La Californie poursuit 23andMe en justice suite à une importante fuite de données survenue en 2023
information fournie par Reuters 28/05/2026 à 21:28

((Traduction automatisée par Reuters à l'aide de l'apprentissage automatique et de l'IA générative, veuillez vous référer à l'avertissement suivant: https://bit.ly/rtrsauto))

* La Californie accuse 23andMe d'avoir ignoré des lacunes en matière de protection des données génétiques

* Le procureur général Bonta réclame des millions de dollars d'amendes.

* La faillite de 23andMe complique le recouvrement éventuel

(Ajout des commentaires du procureur général, du contexte, des paragraphes 2 à 4, 7 à 9, 11 et 14) par Jonathan Stempel

La société de tests génétiques 23andMe a été poursuivie jeudi par le procureur général de Californie, Rob Bonta, suite à une violation de données survenue en 2023 qui a exposé les informations génétiques et autres données personnelles d'environ 6,9 millions de clients américains. Dans une plainte déposée devant la Cour supérieure de San Francisco, la Californie a accusé 23andMe d'avoir ignoré de nombreux avertissements indiquant que ses systèmes avaient été compromis et d'avoir minimisé la gravité de la violation de données, qui a exposé des informations sur la santé des clients, leurs prédispositions génétiques, leurs parents biologiques, leur ascendance et leur origine ethnique. La violation a débuté en avril 2023 et a duré environ cinq mois. M. Bonta a déclaré qu'environ 856 000 Californiens avaient été touchés. “Cette violation de données, ainsi que la manière dont l'entreprise l'a gérée, étaient tout à fait inacceptables”, a déclaré M. Bonta lors d'une conférence téléphonique avec des journalistes.

Ni 23andMe ni ses avocats n'ont immédiatement répondu aux demandes de commentaires. La plainte a été déposée contre Chrome Holding Co, le nom légal de 23andMe. M. Bonta a déclaré qu’il réclamait des amendes civiles pouvant s’élever à “plusieurs millions” de dollars pour violation de la loi californienne sur la confidentialité des informations génétiques (Genetic Information Privacy Act) et des lois de l’État sur la protection des consommateurs.
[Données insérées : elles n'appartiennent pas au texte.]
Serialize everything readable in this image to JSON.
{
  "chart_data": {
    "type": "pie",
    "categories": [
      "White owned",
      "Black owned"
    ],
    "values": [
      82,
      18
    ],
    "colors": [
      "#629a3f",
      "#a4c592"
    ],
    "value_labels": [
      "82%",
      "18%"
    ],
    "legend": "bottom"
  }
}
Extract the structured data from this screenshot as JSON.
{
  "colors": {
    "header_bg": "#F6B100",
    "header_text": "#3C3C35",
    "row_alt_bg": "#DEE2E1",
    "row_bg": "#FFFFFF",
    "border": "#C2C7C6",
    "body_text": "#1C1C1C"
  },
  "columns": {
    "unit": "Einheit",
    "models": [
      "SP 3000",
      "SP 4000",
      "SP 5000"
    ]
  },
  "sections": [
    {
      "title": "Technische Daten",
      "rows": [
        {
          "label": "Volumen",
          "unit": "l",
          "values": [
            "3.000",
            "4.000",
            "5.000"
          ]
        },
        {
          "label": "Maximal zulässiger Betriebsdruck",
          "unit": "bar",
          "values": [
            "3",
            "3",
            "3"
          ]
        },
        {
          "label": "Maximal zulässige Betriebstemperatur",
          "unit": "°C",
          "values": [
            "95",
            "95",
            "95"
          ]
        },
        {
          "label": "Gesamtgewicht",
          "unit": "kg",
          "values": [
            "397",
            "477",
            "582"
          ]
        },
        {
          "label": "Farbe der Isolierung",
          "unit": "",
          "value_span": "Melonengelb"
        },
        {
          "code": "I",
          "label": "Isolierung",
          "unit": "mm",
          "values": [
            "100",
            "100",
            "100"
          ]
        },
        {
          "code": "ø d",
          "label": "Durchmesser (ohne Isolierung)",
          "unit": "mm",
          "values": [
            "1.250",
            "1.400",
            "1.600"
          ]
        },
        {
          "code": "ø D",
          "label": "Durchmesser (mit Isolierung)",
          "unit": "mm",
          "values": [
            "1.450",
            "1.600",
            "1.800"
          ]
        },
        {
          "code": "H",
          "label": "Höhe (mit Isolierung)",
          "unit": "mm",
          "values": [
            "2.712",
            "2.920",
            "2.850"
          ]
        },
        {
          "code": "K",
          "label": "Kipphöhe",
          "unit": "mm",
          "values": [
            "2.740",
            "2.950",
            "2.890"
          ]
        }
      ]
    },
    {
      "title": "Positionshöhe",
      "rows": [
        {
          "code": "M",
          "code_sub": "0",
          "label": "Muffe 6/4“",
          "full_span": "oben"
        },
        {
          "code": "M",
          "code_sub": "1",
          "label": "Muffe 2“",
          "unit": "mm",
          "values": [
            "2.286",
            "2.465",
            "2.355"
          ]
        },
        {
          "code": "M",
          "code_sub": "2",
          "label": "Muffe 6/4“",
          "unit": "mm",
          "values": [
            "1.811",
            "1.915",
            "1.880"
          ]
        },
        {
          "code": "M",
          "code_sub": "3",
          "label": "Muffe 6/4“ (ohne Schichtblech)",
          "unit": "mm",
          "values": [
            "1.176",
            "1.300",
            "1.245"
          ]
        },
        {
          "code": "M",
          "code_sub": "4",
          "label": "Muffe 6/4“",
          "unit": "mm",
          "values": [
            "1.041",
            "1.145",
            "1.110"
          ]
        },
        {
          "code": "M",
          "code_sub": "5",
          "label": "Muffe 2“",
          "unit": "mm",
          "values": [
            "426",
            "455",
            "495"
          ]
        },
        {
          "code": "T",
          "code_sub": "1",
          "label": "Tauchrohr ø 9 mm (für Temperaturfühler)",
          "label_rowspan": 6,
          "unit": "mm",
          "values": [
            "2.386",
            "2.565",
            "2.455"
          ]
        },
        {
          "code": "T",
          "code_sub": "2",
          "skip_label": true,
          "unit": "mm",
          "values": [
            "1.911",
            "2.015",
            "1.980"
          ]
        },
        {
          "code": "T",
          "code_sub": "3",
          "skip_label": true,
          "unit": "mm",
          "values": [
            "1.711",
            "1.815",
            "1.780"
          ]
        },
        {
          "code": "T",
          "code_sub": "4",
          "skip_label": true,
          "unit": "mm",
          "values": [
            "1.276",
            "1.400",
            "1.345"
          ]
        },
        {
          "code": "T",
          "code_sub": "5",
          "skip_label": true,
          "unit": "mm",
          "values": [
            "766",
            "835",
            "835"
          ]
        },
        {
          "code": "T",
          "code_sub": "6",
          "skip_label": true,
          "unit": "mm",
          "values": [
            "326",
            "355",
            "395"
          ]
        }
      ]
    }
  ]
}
Cette action en justice intervient 14 mois après que 23andMe a déposé le bilan à Saint-Louis, et M. Bonta a reconnu que “nous devrons passer par la procédure de faillite pour recouvrer tout montant accordé par le tribunal”. La Californie a intenté cette action quatre mois après que le juge fédéral chargé de la faillite de 23andMe eut donné son accord définitif à la création d’un fonds de 30 à 50 millions de dollars destiné à régler la plupart des réclamations des clients américains suite à la violation de données. Cet accord a également mis fin aux accusations selon lesquelles 23andMe n’aurait pas informé les clients d’origine chinoise et juive ashkénaze que le pirate semblait les avoir ciblés et avait mis leurs informations en vente sur le dark web. Basée à Palo Alto, en Californie, la société 23andMe a été fondée en 2006 et est entrée en bourse en 2021.

Elle a déposé une demande de mise en protection du chapitre 11 en mars 2025, invoquant la violation de données et les litiges qui en ont découlé, ainsi que la concurrence accrue et la baisse de la demande pour les produits de tests génétiques. En juillet dernier, le TTAM Research Institute, une organisation à but non lucratif contrôlée par Anne Wojcicki, cofondatrice de 23andMe, a racheté les actifs de 23andMe pour 305 millions de dollars . M. Bonta s'est opposé à cette vente pour des raisons de confidentialité, affirmant que la loi californienne accordait aux consommateurs le droit de consentir à tout transfert de leurs “données personnelles les plus sensibles”. Il a déclaré que cette contestation était toujours en cours.